Carol Ann Duffy’s Feminine Gospels

Carol Ann Duffy, Feminine Gospels (2002, Picador 2017)

gospels.jpgThis book is on the curriculum in UK schools, and that is definitely a good thing: its wholehearted focus on female experience is a welcome corrective to the existing gender imbalance. The surreal, shaggy-dog story form of most of the poems – a shopping woman accumulates huge quantities of stuff, goes broke and eventually metamorphoses into a shop; a character named Beauty becomes a series of celebrated women, from Helen of Troy to Diana Spencer; one girl’s unstoppable giggling in class infects the whole school, leading eventually to the school closing its doors as all its teachers leave to follow their dreams – provides plenty of scope for classroom dissection and discussion. And there’s much joy to be had in the way the words sound and work on the page.

I’d better give a warning to any students who stumble on my blog looking for help with an assignment. I’m a seventy-something man from Australia who likes to read and to write something about everything I read. I would probably fail the A Levels.

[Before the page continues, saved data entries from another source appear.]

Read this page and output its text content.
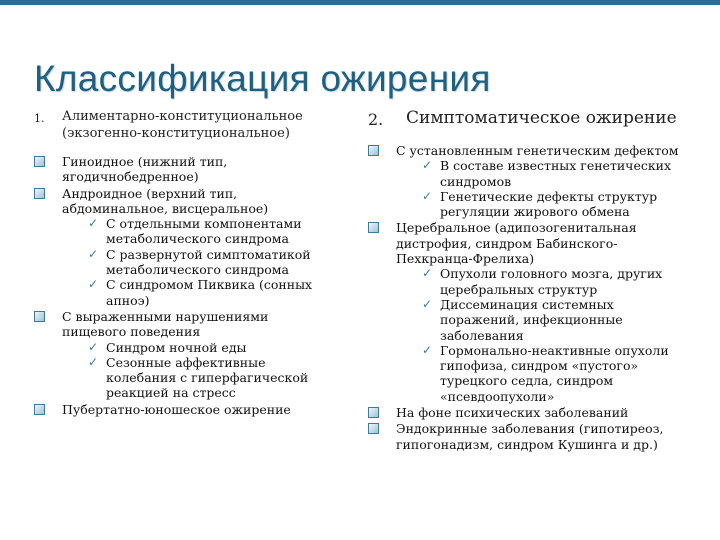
Классификация ожирения
1.	Алиментарно-конституциональное (экзогенно-конституциональное)
Гиноидное (нижний тип, ягодичнобедренное)
Андроидное (верхний тип, абдоминальное, висцеральное)
✓ С отдельными компонентами метаболического синдрома
✓ С развернутой симптоматикой метаболического синдрома
✓ С синдромом Пиквика (сонных апноэ)
С выраженными нарушениями пищевого поведения
✓ Синдром ночной еды
✓ Сезонные аффективные колебания с гиперфагической реакцией на стресс
Пубертатно-юношеское ожирение
2.	Симптоматическое ожирение
С установленным генетическим дефектом
✓ В составе известных генетических синдромов
✓ Генетические дефекты структур регуляции жирового обмена
Церебральное (адипозогенитальная дистрофия, синдром Бабинского-Пехкранца-Фрелиха)
✓ Опухоли головного мозга, других церебральных структур
✓ Диссеминация системных поражений, инфекционные заболевания
✓ Гормонально-неактивные опухоли гипофиза, синдром «пустого» турецкого седла, синдром «псевдоопухоли»
На фоне психических заболеваний
Эндокринные заболевания (гипотиреоз, гипогонадизм, синдром Кушинга и др.)
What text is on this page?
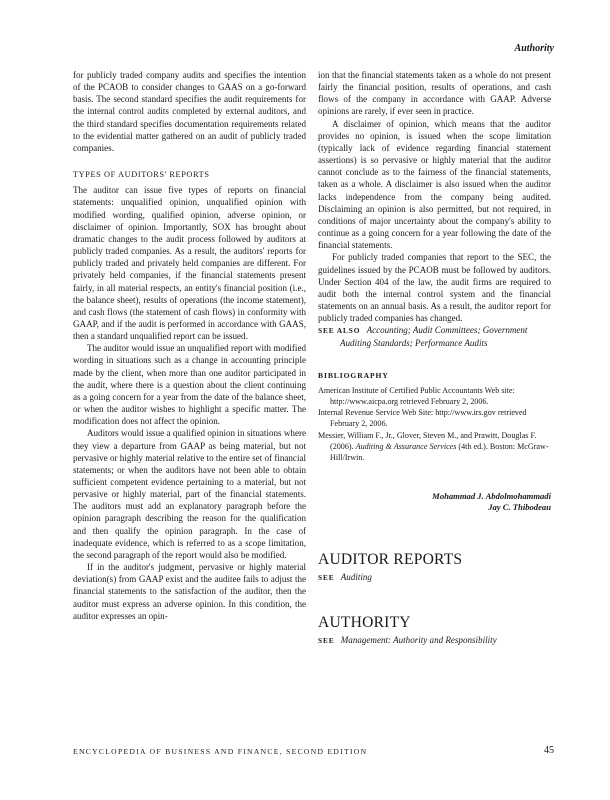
Authority

for publicly traded company audits and specifies the intention of the PCAOB to consider changes to GAAS on a go-forward basis. The second standard specifies the audit requirements for the internal control audits completed by external auditors, and the third standard specifies documentation requirements related to the evidential matter gathered on an audit of publicly traded companies.

TYPES OF AUDITORS' REPORTS

The auditor can issue five types of reports on financial statements: unqualified opinion, unqualified opinion with modified wording, qualified opinion, adverse opinion, or disclaimer of opinion. Importantly, SOX has brought about dramatic changes to the audit process followed by auditors at publicly traded companies. As a result, the auditors' reports for publicly traded and privately held companies are different. For privately held companies, if the financial statements present fairly, in all material respects, an entity's financial position (i.e., the balance sheet), results of operations (the income statement), and cash flows (the statement of cash flows) in conformity with GAAP, and if the audit is performed in accordance with GAAS, then a standard unqualified report can be issued.

The auditor would issue an unqualified report with modified wording in situations such as a change in accounting principle made by the client, when more than one auditor participated in the audit, where there is a question about the client continuing as a going concern for a year from the date of the balance sheet, or when the auditor wishes to highlight a specific matter. The modification does not affect the opinion.

Auditors would issue a qualified opinion in situations where they view a departure from GAAP as being material, but not pervasive or highly material relative to the entire set of financial statements; or when the auditors have not been able to obtain sufficient competent evidence pertaining to a material, but not pervasive or highly material, part of the financial statements. The auditors must add an explanatory paragraph before the opinion paragraph describing the reason for the qualification and then qualify the opinion paragraph. In the case of inadequate evidence, which is referred to as a scope limitation, the second paragraph of the report would also be modified.

If in the auditor's judgment, pervasive or highly material deviation(s) from GAAP exist and the auditee fails to adjust the financial statements to the satisfaction of the auditor, then the auditor must express an adverse opinion. In this condition, the auditor expresses an opin-

ion that the financial statements taken as a whole do not present fairly the financial position, results of operations, and cash flows of the company in accordance with GAAP. Adverse opinions are rarely, if ever seen in practice.

A disclaimer of opinion, which means that the auditor provides no opinion, is issued when the scope limitation (typically lack of evidence regarding financial statement assertions) is so pervasive or highly material that the auditor cannot conclude as to the fairness of the financial statements, taken as a whole. A disclaimer is also issued when the auditor lacks independence from the company being audited. Disclaiming an opinion is also permitted, but not required, in conditions of major uncertainty about the company's ability to continue as a going concern for a year following the date of the financial statements.

For publicly traded companies that report to the SEC, the guidelines issued by the PCAOB must be followed by auditors. Under Section 404 of the law, the audit firms are required to audit both the internal control system and the financial statements on an annual basis. As a result, the auditor report for publicly traded companies has changed.

SEE ALSO Accounting; Audit Committees; Government Auditing Standards; Performance Audits

BIBLIOGRAPHY

American Institute of Certified Public Accountants Web site: http://www.aicpa.org retrieved February 2, 2006.

Internal Revenue Service Web Site: http://www.irs.gov retrieved February 2, 2006.

Messier, William F., Jr., Glover, Steven M., and Prawitt, Douglas F. (2006). Auditing & Assurance Services (4th ed.). Boston: McGraw-Hill/Irwin.

Mohammad J. Abdolmohammadi
Jay C. Thibodeau
AUDITOR REPORTS

SEE Auditing

AUTHORITY

SEE Management: Authority and Responsibility

ENCYCLOPEDIA OF BUSINESS AND FINANCE, SECOND EDITION	45
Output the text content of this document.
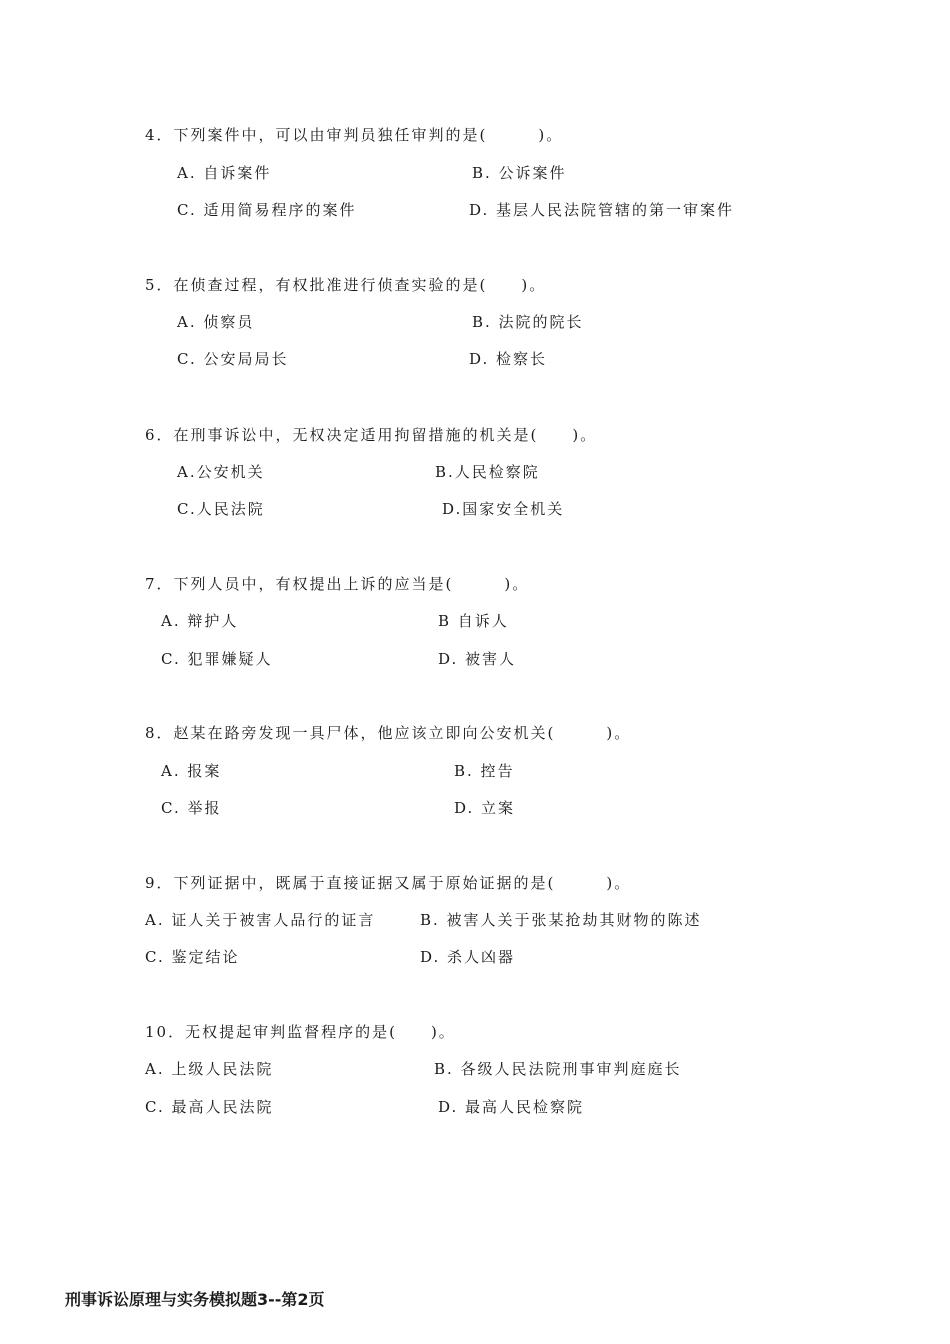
4．下列案件中，可以由审判员独任审判的是(　　　)。
A. 自诉案件	B. 公诉案件
C. 适用简易程序的案件	D. 基层人民法院管辖的第一审案件
5．在侦查过程，有权批准进行侦查实验的是(　　)。
A. 侦察员	B. 法院的院长
C. 公安局局长	D. 检察长
6．在刑事诉讼中，无权决定适用拘留措施的机关是(　　)。
A.公安机关	B.人民检察院
C.人民法院	D.国家安全机关
7．下列人员中，有权提出上诉的应当是(　　　)。
A. 辩护人	B 自诉人
C. 犯罪嫌疑人	D. 被害人
8．赵某在路旁发现一具尸体，他应该立即向公安机关(　　　)。
A. 报案	B. 控告
C. 举报	D. 立案
9．下列证据中，既属于直接证据又属于原始证据的是(　　　)。
A. 证人关于被害人品行的证言	B. 被害人关于张某抢劫其财物的陈述
C. 鉴定结论	D. 杀人凶器
10．无权提起审判监督程序的是(　　)。
A. 上级人民法院	B. 各级人民法院刑事审判庭庭长
C. 最高人民法院	D. 最高人民检察院
刑事诉讼原理与实务模拟题3--第2页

I’ll stick to my rules and single out just one poem. There is handful of wonderful, memorable and readily memorisable lyrics at the end of the book, of which I especially liked the love poem ‘White Writing’ and the elegiac ‘Death and the Moon’. But the poem that struck me most forcefully on second reading is ‘History’, not actually a tall-story poem, but a close relative. You can read the whole thing here – it’s not long.

The poem begins with a picture of an old woman ‘not a tooth / in her head, half dead … smelling of pee’. who is a personification of History. There follows a list of events she has witnessed, and from a particular Eurocentric/Christian sample of world history:

She’d seen them ease him down
from the Cross, his mother gasping
for breath, as though his death
was a difficult birth, the soldiers spitting,
spears in the earth;

——————————been there
when the fisherman swore he was back
from the dead; seen the basilicas rise
in Jerusalem, Constantinople, Sicily; watched
for a hundred years as the air of Rome
turned into stone;

——————————witnessed the wars,
the bloody crusades, knew them by date
and by name

I love ‘the air of Rome / turned into stone’ as a way of capturing the transformation of the fluid, liberatory Jesus movement into a hard, authoritarian institution, and then the way that transformation segues to the wars and crusades.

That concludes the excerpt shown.